Impact of coronary sinus lead position on biventricular pacing: mortality and echocardiographic evaluation during long-term follow-up.

J Cardiovasc Electrophysiol 2004 Oct;15(10):1120-5

Department of Cardiology, Umberto I Hospital, Mestre-Venice, Italy.

Introduction: Biventricular pacing is an established treatment for congestive heart failure. Whether the anatomic location of the coronary sinus (CS) lead affects outcomes is unknown. The aim of this study was to evaluate the clinical response and mortality in patients who had transvenous CS leads placed in different anatomic branches for biventricular pacing.

Methods And Results: We evaluated 233 consecutive patients with New York Heart Association (NYHA) class III-IV heart failure and ejection fraction <35% who had successful placement of a transvenous left ventricular lead through a CS venous branch. Patients were divided into two groups based on anatomic lead position.
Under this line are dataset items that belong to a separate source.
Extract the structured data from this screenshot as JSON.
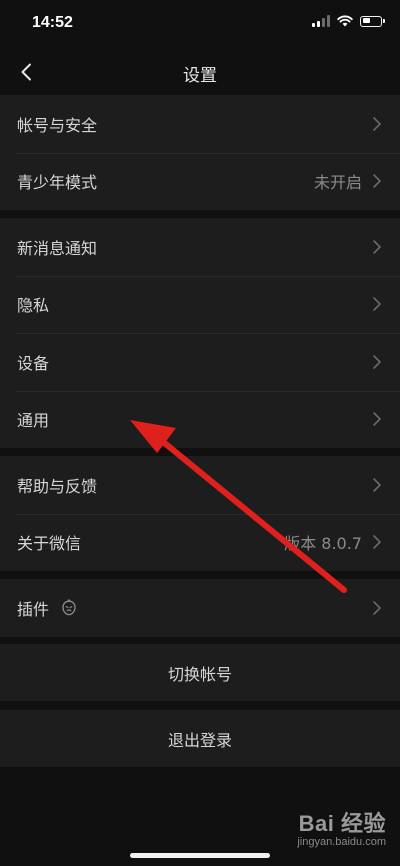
{
  "status_bar": {
    "time": "14:52"
  },
  "nav": {
    "title": "设置"
  },
  "groups": [
    {
      "items": [
        {
          "label": "帐号与安全",
          "value": ""
        },
        {
          "label": "青少年模式",
          "value": "未开启"
        }
      ]
    },
    {
      "items": [
        {
          "label": "新消息通知",
          "value": ""
        },
        {
          "label": "隐私",
          "value": ""
        },
        {
          "label": "设备",
          "value": ""
        },
        {
          "label": "通用",
          "value": ""
        }
      ]
    },
    {
      "items": [
        {
          "label": "帮助与反馈",
          "value": ""
        },
        {
          "label": "关于微信",
          "value": "版本 8.0.7"
        }
      ]
    },
    {
      "items": [
        {
          "label": "插件",
          "value": ""
        }
      ]
    }
  ],
  "actions": {
    "switch_account": "切换帐号",
    "logout": "退出登录"
  },
  "watermark": {
    "logo_text": "Bai 经验",
    "sub_text": "jingyan.baidu.com"
  },
  "colors": {
    "background": "#101010",
    "cell": "#1d1d1d",
    "annotation_arrow": "#e0201c"
  }
}
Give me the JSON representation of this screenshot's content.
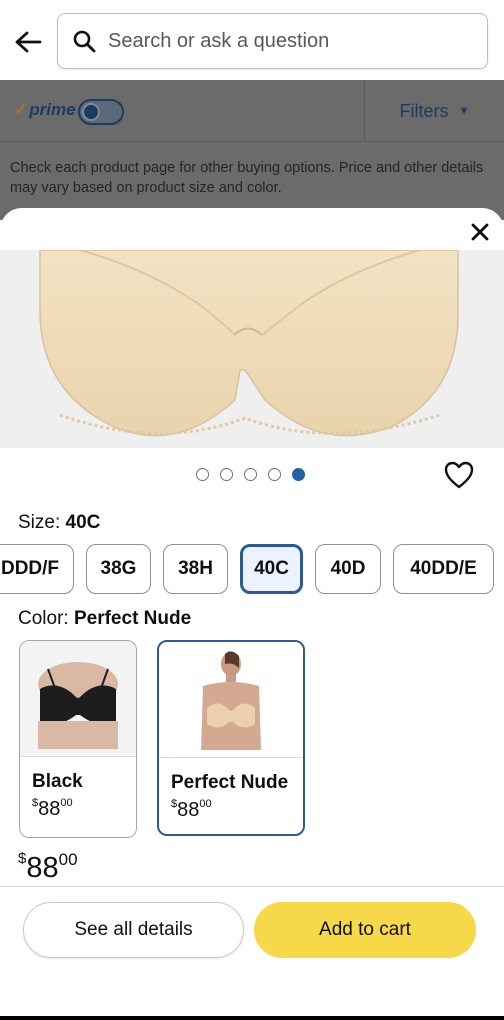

Group 1 (n = 66) included leads in the anterior and anterolateral branches. Group 2 (n = 167) included leads in the lateral and posterolateral branches. Postimplant, functional capacity improved from an average 3.1 to 2.7 in group 1 (P = 0.001) and from 3.1 to 2.3 in group 2 (P = 0.001). Left ventricular ejection fraction (LVEF) measured by transthoracic echocardiography did not improve significantly in group 1 (pre-LVEF 18%, post-LVEF 20%; P = NS) but increased significantly from 19% to 27% in group 2 (P = 0.008). Despite the difference in ejection fraction response, the mortality in the two groups after a mean follow-up of 546 days was similar (13.6% group 1 vs 17.9% group 2).

Conclusion: Placement of the CS lead in the lateral and posterolateral branches is associated with significant improvement in functional capacity and greater improvement in left ventricular function compared with the anterior CS location. This improvement does not appear to influence mortality.